Rob’s Sprint: Query optimizer jumped a grade
RavenDB’s query optimizer is pretty smart, it knows how to find the appropriate index for your queries, and even create a new index to match your query if it didn’t exist. But that was the limits of its abilities. A human could still go into the database and say, look at those:
Those all operate on Posts, and you should be able to merge them all into a single index. Reducing the number of indexes is a good thing, as it reduces the amount of IO on the system, which is typically our limiting factor.
Now, there was no real reason why we couldn’t actually tell the query optimizer that it should be smart enough that when it creates a new index, it will use all of the properties that have been previously indexed.

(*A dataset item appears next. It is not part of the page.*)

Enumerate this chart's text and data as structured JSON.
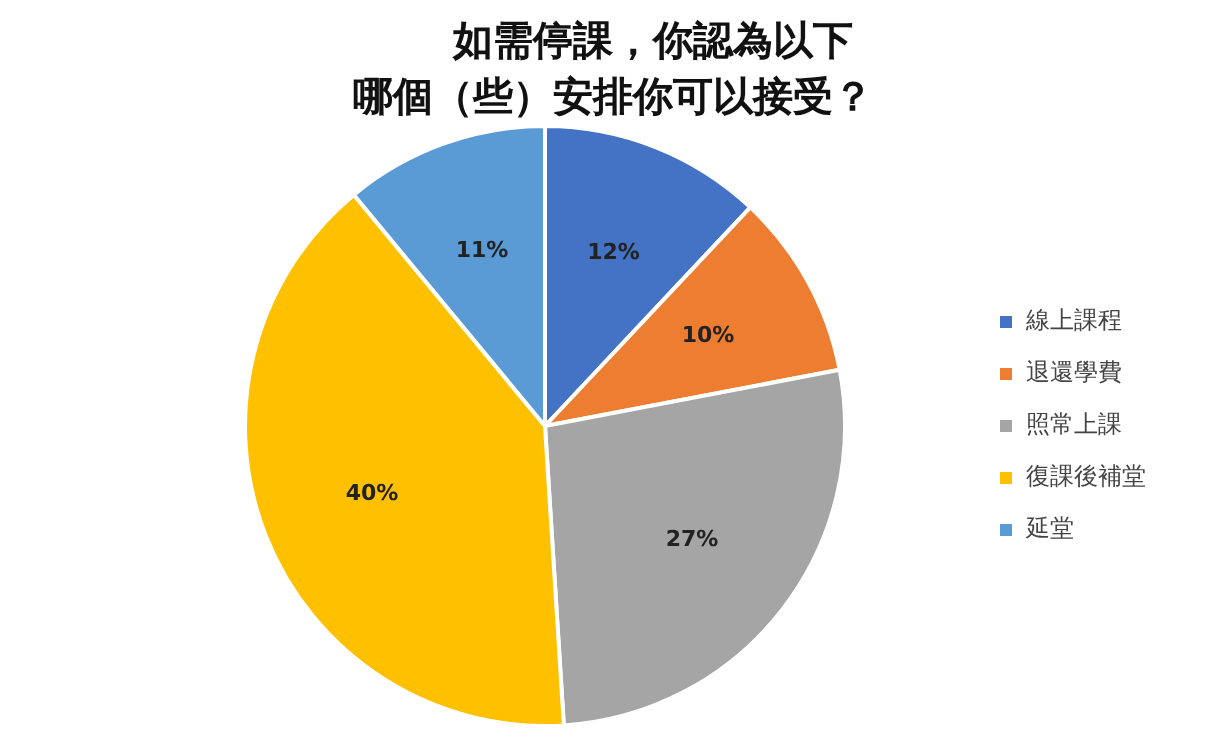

However, doing so would actually make no difference to us. Because until now, we didn’t have a way to stop an index. With the new index idling feature, we can now have the query optimizer create a new merged index, and then the database will just mark the extra index as idle after a while.
Almost, there is still another issue that we have to resolve. What happens when we have a big database, and we introduce a new (and wider) index? By default, all matching queries would actually hit that index, and not the previously existing index. That is great, except… the new index is stale, and might remain stale for a few minutes. During that time, we have a perfectly servicable index that is just sitting there.
The query optimizer can now take into account the staleness level of an index as well when selecting it, meaning that there should be no interruption from the point of view of other queries. The new index will be introduced, go through all the documents, and then take over as the serving index for all queries. The existing index will wither away and die.